Press coverage of the event focused on McCain’s veiled shot at the Trump administration for shirking America’s leadership role in the world: “To fear the world we have organized and led for three-quarters of a century, to abandon the ideals we have advanced around the globe, to refuse the obligations of international leadership and our duty to remain ‘the last best hope of earth’ for the sake of some half-baked, spurious nationalism cooked up by people who would rather find scapegoats than solve problems is as unpatriotic as an attachment to any other tired dogma of the past that Americans consigned to the ash heap of history.”

That was the money quote, but there was much more, including a condemnation of the “blood and soil” rhetoric of neo-Nazis who marched in Charlottesville, Va., in August:

“We live in a land made of ideals, not blood and soil.

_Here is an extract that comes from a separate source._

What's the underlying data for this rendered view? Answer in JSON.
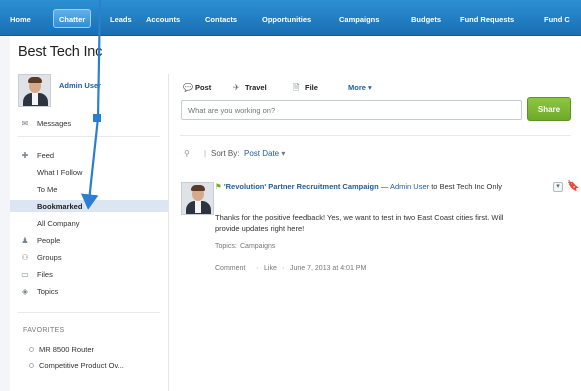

We are the custodians of those ideals at home, and their champion abroad. We have done great good in the world. That leadership has had its costs, but we have become incomparably powerful and wealthy as we did. We have a moral obligation to continue in our just cause, and we would bring more than shame on ourselves if we don’t. We will not thrive in a world where our leadership and ideals are absent. We wouldn’t deserve to.”

Context is as important as content. McCain, 81, has been given what he calls a “very poor prognosis” for an aggressive brain cancer. He appears to be writing the last chapter of an extraordinary life. He has gone from Naval Academy wild man to heroic prisoner of war to maverick Republican senator to conventional Republican nominee for president who, despite his “Country First” slogan, chose the spectacularly unqualified Sarah Palin as his running mate.

He is now back in maverick mode, casting the deciding vote against his party’s Obamacare repeal-and-replace bill in July. He voted against GOP tax cuts in 2001 and 2003 because they were fiscally irresponsible and tilted to the rich. He might do it again.

President Donald Trump was unhappy with McCain’s remarks, saying, “I’m being very, very nice but at some point I fight back, and it won’t be pretty.” To which McCain replied, “I have faced tougher adversaries.”

John McCain needs no lecturing on patriotism or duty. But his country still needs him.